Betrüger ziehen Tutti-Nutzerin 2500 Franken aus der Tasche
Cyberkriminelle stehlen einer Schweizerin 2500 Franken, nachdem diese auf eine Betrugsmasche über die Plattform Tutti.ch reinfiel. Die Betrüger hatten sich als Tutti-Kundendienst ausgegeben und das Opfer dazu gebracht, ihre Kreditkartendaten preiszugeben.

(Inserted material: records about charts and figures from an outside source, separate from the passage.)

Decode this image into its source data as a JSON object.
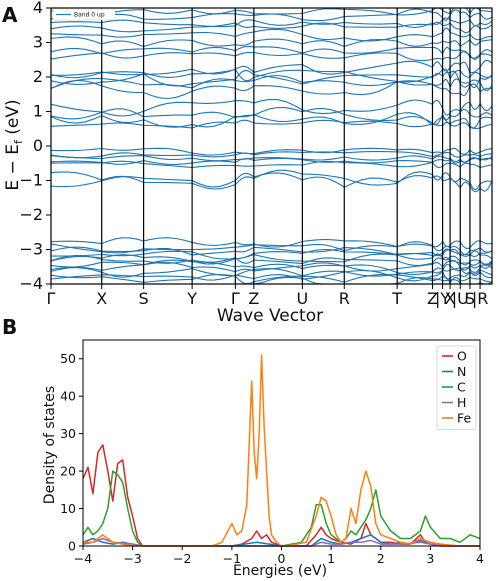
{
  "figure": {
    "panel_a_label": "A",
    "panel_b_label": "B"
  },
  "chart_data": [
    {
      "type": "line",
      "panel": "A",
      "xlabel": "Wave Vector",
      "ylabel": "E − E",
      "ylabel_sub": "f",
      "ylabel_unit": " (eV)",
      "ylim": [
        -4,
        4
      ],
      "yticks": [
        -4,
        -3,
        -2,
        -1,
        0,
        1,
        2,
        3,
        4
      ],
      "kpoints": [
        "Γ",
        "X",
        "S",
        "Y",
        "Γ",
        "Z",
        "U",
        "R",
        "T",
        "Z",
        "|Y",
        "X",
        "|U",
        "S",
        "|R"
      ],
      "kpoint_labels": [
        "Γ",
        "X",
        "S",
        "Y",
        "Γ",
        "Z",
        "U",
        "R",
        "T",
        "Z",
        "|Y",
        "X",
        "|U",
        "S",
        "|R"
      ],
      "legend": [
        "Band 0 up"
      ],
      "line_color": "#1f77b4",
      "grid": false,
      "bands_approx_energies_eV": [
        -3.95,
        -3.85,
        -3.75,
        -3.65,
        -3.55,
        -3.45,
        -3.35,
        -3.25,
        -3.15,
        -3.05,
        -2.95,
        -2.85,
        -1.05,
        -0.95,
        -0.55,
        -0.45,
        -0.35,
        -0.25,
        -0.15,
        0.6,
        0.75,
        0.85,
        1.15,
        1.7,
        1.8,
        1.95,
        2.05,
        2.25,
        2.6,
        2.75,
        3.0,
        3.2,
        3.45,
        3.6,
        3.75,
        3.9
      ]
    },
    {
      "type": "line",
      "panel": "B",
      "xlabel": "Energies (eV)",
      "ylabel": "Density of states",
      "xlim": [
        -4,
        4
      ],
      "ylim": [
        0,
        55
      ],
      "xticks": [
        -4,
        -3,
        -2,
        -1,
        0,
        1,
        2,
        3,
        4
      ],
      "yticks": [
        0,
        10,
        20,
        30,
        40,
        50
      ],
      "legend_position": "top-right",
      "grid": false,
      "series": [
        {
          "name": "O",
          "color": "#d62728",
          "x": [
            -4.0,
            -3.9,
            -3.8,
            -3.7,
            -3.6,
            -3.5,
            -3.4,
            -3.3,
            -3.2,
            -3.1,
            -3.0,
            -2.9,
            -2.8,
            -2.7,
            -1.0,
            -0.8,
            -0.6,
            -0.5,
            -0.4,
            -0.3,
            -0.2,
            0.0,
            0.5,
            0.7,
            0.8,
            0.9,
            1.0,
            1.2,
            1.4,
            1.6,
            1.7,
            1.8,
            1.9,
            2.0,
            2.2,
            2.4,
            2.6,
            2.8,
            2.9,
            3.0,
            3.2,
            3.5,
            4.0
          ],
          "y": [
            18,
            21,
            14,
            25,
            27,
            20,
            12,
            22,
            23,
            13,
            8,
            2,
            0,
            0,
            0,
            0.5,
            2,
            4,
            2,
            3,
            1,
            0,
            0,
            3,
            5,
            3,
            2,
            1,
            0.5,
            2,
            6,
            3,
            2,
            1,
            1,
            0.5,
            0.5,
            3,
            1,
            0.5,
            0,
            0,
            0
          ]
        },
        {
          "name": "N",
          "color": "#1f77b4",
          "x": [
            -4.0,
            -3.8,
            -3.6,
            -3.4,
            -3.2,
            -3.0,
            -2.8,
            -1.0,
            -0.5,
            0.0,
            0.6,
            0.8,
            1.0,
            1.2,
            1.4,
            1.6,
            1.8,
            2.0,
            2.2,
            2.4,
            2.6,
            2.8,
            3.0,
            3.4,
            4.0
          ],
          "y": [
            1,
            2,
            1,
            0.5,
            1,
            0.5,
            0,
            0,
            1,
            0,
            0,
            2,
            1,
            0.5,
            1,
            2,
            3,
            1,
            0.5,
            1,
            0.5,
            1.5,
            0.5,
            0,
            0
          ]
        },
        {
          "name": "C",
          "color": "#2ca02c",
          "x": [
            -4.0,
            -3.9,
            -3.8,
            -3.7,
            -3.6,
            -3.5,
            -3.4,
            -3.3,
            -3.2,
            -3.1,
            -3.0,
            -2.9,
            -2.8,
            -2.7,
            -1.0,
            0.0,
            0.4,
            0.6,
            0.7,
            0.8,
            0.9,
            1.0,
            1.1,
            1.2,
            1.3,
            1.4,
            1.5,
            1.6,
            1.7,
            1.8,
            1.9,
            2.0,
            2.1,
            2.2,
            2.4,
            2.6,
            2.8,
            2.9,
            3.0,
            3.2,
            3.4,
            3.6,
            3.8,
            4.0
          ],
          "y": [
            3,
            5,
            3,
            4,
            6,
            10,
            20,
            19,
            17,
            10,
            4,
            1,
            0,
            0,
            0,
            0,
            1,
            5,
            11,
            11,
            6,
            3,
            2,
            1,
            2,
            4,
            3,
            5,
            7,
            10,
            15,
            8,
            6,
            4,
            2,
            2,
            4,
            8,
            5,
            2,
            2,
            1,
            3,
            2
          ]
        },
        {
          "name": "H",
          "color": "#9467bd",
          "x": [
            -4.0,
            -3.8,
            -3.6,
            -3.4,
            -3.0,
            -2.8,
            -1.0,
            0.0,
            0.6,
            0.8,
            1.0,
            1.2,
            1.4,
            1.6,
            1.8,
            2.0,
            2.4,
            2.8,
            3.0,
            3.4,
            4.0
          ],
          "y": [
            0.5,
            1,
            2,
            1,
            0.5,
            0,
            0,
            0,
            0,
            1,
            0.5,
            0.5,
            1,
            1,
            1.5,
            0.5,
            0.5,
            1,
            0.5,
            0,
            0
          ]
        },
        {
          "name": "Fe",
          "color": "#ff7f0e",
          "x": [
            -4.0,
            -3.8,
            -3.6,
            -3.4,
            -3.2,
            -3.0,
            -2.8,
            -1.4,
            -1.2,
            -1.0,
            -0.9,
            -0.8,
            -0.7,
            -0.6,
            -0.55,
            -0.5,
            -0.45,
            -0.4,
            -0.35,
            -0.3,
            -0.25,
            -0.2,
            -0.1,
            0.0,
            0.1,
            0.5,
            0.7,
            0.8,
            0.9,
            1.0,
            1.1,
            1.2,
            1.3,
            1.4,
            1.5,
            1.6,
            1.7,
            1.8,
            1.9,
            2.0,
            2.2,
            2.4,
            2.6,
            2.8,
            3.0,
            3.2,
            3.6,
            4.0
          ],
          "y": [
            1,
            1,
            3,
            1,
            0.5,
            0,
            0,
            0,
            1,
            6,
            3,
            4,
            11,
            44,
            25,
            18,
            30,
            51,
            32,
            20,
            8,
            3,
            1,
            0,
            0,
            1,
            8,
            13,
            12,
            8,
            3,
            1,
            2,
            10,
            6,
            15,
            20,
            16,
            6,
            3,
            2,
            1,
            0.5,
            2,
            1,
            0.5,
            0,
            0
          ]
        }
      ]
    }
  ]
}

Wer über Tutti.ch etwas verkaufen möchte, freut sich in der Regel über Nachrichten mit Kaufangeboten. Die Freude dürfte allerdings schnell verfliegen, wenn man kurz darauf mehrere Tausend Franken vermisst, anstatt Geld erhalten zu haben. Eine solche Situation passierte einer alleinerziehenden Mutter, deren Tochter ein gefälschtes Kaufangebot auf ihrem Tutti.ch-Profil erhalten hatte, wie das Konsumentenmagazin "SRF Espresso" berichtet.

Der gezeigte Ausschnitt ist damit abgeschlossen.